Page Speed Insights for Nerds

everyone on the Fomo team is an engineer, and we sell software, so we're spoiled in the "tech" department.

at most companies, however, development is outsourced and expensive: a cost of doing business.

but since page speed impacts conversion rates, improving it yields ROI regardless of your engineering resources.

so we checked out the performance of Fomo customer websites to help you make page speed decisions at your company.

sample size

analyzing all our customers' websites would take a week.

instead we took a random sample of 1,273 active customers and processed their home pages in ~18 hours.

combining intelligence from our own database, the Lighthouse API, and Clearbit, we fetched the following attributes for each website:

  • desktop score (0 - 100)
  • mobile score (0 - 100)
  • ecommerce store vs "other" (SaaS, marketplace, blog, etc)
  • industry tags (B2B, B2C, Health & Wellness, Wholesale, and so on)

here are the results.

mobile websites still suck

the average desktop score across 1,273 websites sampled was 84.94, but the average mobile score was 34.39.

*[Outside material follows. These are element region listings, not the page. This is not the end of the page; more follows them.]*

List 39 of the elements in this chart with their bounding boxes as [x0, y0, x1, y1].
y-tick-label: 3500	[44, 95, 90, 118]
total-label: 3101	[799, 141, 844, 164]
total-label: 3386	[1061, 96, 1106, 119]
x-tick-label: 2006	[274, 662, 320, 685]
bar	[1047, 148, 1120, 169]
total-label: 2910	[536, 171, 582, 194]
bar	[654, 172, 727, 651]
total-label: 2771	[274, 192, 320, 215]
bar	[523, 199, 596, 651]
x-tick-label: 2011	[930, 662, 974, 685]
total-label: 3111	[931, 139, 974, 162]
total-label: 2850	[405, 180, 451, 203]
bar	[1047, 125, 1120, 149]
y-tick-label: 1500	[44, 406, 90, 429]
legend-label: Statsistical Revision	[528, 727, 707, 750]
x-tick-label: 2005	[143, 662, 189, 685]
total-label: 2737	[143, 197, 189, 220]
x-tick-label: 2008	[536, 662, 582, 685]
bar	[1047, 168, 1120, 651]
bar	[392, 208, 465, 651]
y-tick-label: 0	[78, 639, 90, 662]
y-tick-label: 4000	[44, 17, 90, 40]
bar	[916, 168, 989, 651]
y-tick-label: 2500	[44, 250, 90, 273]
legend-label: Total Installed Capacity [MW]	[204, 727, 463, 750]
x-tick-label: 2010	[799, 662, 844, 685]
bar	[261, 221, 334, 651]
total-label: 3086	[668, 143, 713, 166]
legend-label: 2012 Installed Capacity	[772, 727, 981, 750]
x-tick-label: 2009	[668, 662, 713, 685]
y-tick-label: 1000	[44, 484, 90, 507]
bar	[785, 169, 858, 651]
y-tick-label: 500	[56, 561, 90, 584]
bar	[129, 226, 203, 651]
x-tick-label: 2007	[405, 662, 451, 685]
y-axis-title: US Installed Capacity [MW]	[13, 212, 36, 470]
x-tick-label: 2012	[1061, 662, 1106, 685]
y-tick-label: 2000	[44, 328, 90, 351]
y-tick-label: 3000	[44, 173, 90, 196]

while we only measured performance vs best practices, SEO, or other metrics (source), mobile score does seem to include usability considerations in addition to speed.

further, even a perfectly mobile-optimized website will have a lower mobile score than desktop score if the page size is, say, 2mb.

ecommerce stores should #DoBetter

if you compete with millions of sellers (aka China) your store should be faster than non-ecommerce websites, and there is no excuse:

  1. most stores are built on optimized platforms like Shopify
  2. ecommerce is traffic * conversion = sales; other categories don't rely as closely on these metrics
  3. myriad 1-click apps improve ecommerce page performance (image compression, lazy loading, etc)
  4. most ecom stores have 50%+ mobile traffic, making usability and speed more important, especially if visitor not on WiFi
  5. online shoppers often click social media ads to discover products, thus are quicker to "bounce" (no rapport) if experience not speedy / pleasant

yet even with this reality, the average ecommerce store page speed score is 84.7091, while the average non-ecommerce page score is 85.4793.

but maybe these numbers are unfair.

ecommerce stores don't typically have dedicated engineering staff, so a normalization might suggest online stores have generally better page speed than non-ecommerce.

further, ecommerce stores are image-heavy while tech websites use icons, SVGs, and lossless PNG illustrations.

there is no "best practice"

an observable mismatch in need vs priority:

tech-centric websites perform better but don't need to, while ecommerce websites perform worse and stand to benefit more.

here are those scores again, this time by industry cohort:

health and consumer websites perform worst, although as Nassim Taleb says: "you do not need science to live, but you need to live in order to do science."

outliers

of 1,273 websites, only 4 had better mobile scores than desktop. unsurprisingly these websites had mobile scores of 97-100 and desktop scores of 89-96.

i checked them out individually and can confirm 2 are actually "broken," with Flash or other critical elements not loading at all, and 1 is a simple landing page waitlist, aka light content.

insight: you only have a 0.0007% chance (1 / 1,273) of beating your desktop experience, on mobile.

only 9.9% of websites sampled had perfect "100" desktop scores, and only 1 website has a perfect mobile score. yes, it's a landing page.

here we see all the sample data together, batched by speed. perhaps the saving grace to this entire analysis is simply: most websites are very fast.

about 49% of all websites scored 91+, 50% scored 90+, and 68% scored 81+.

mobile is another beast entirely, and it's worth repeating that mobile traffic is still trending up today.

Statista estimates mobile traffic has grown from 31.1% to 52.4% of all website traffic in the past 3 years alone, a 68% increase in mobile consumption.

since Fomo is a conversion rate optimization platform, we'd be remiss if we didn't at least suggest you consider achieving mobile <> desktop parity at your company.

interpretation

it's unclear if page speed APIs are extra cruel to mobile websites, or if mobile websites still have a long (with extra g's) way to go. maybe both.

the race by cellular carriers to provide 4G 5G everywhere might also reduce the frustration of large websites loading on a mobile phone without WiFi.

in any case, we know online stores get more traffic than non-ecommerce websites, simply by way of measuring 70,000 average notifications /month by Shopify customers vs ~40,000 per month by our non-Shopify customers.

perhaps "apps themselves" are slowing down websites; our own homepage references a handful of externally hosted JavaScript files, a store might have even more.

or we could ignore all this data and wait for Google Fiber, or another gigga-what per second Internet Service Provider, to leave a promotional flyer on our front door.

happy selling -- just be quick about it.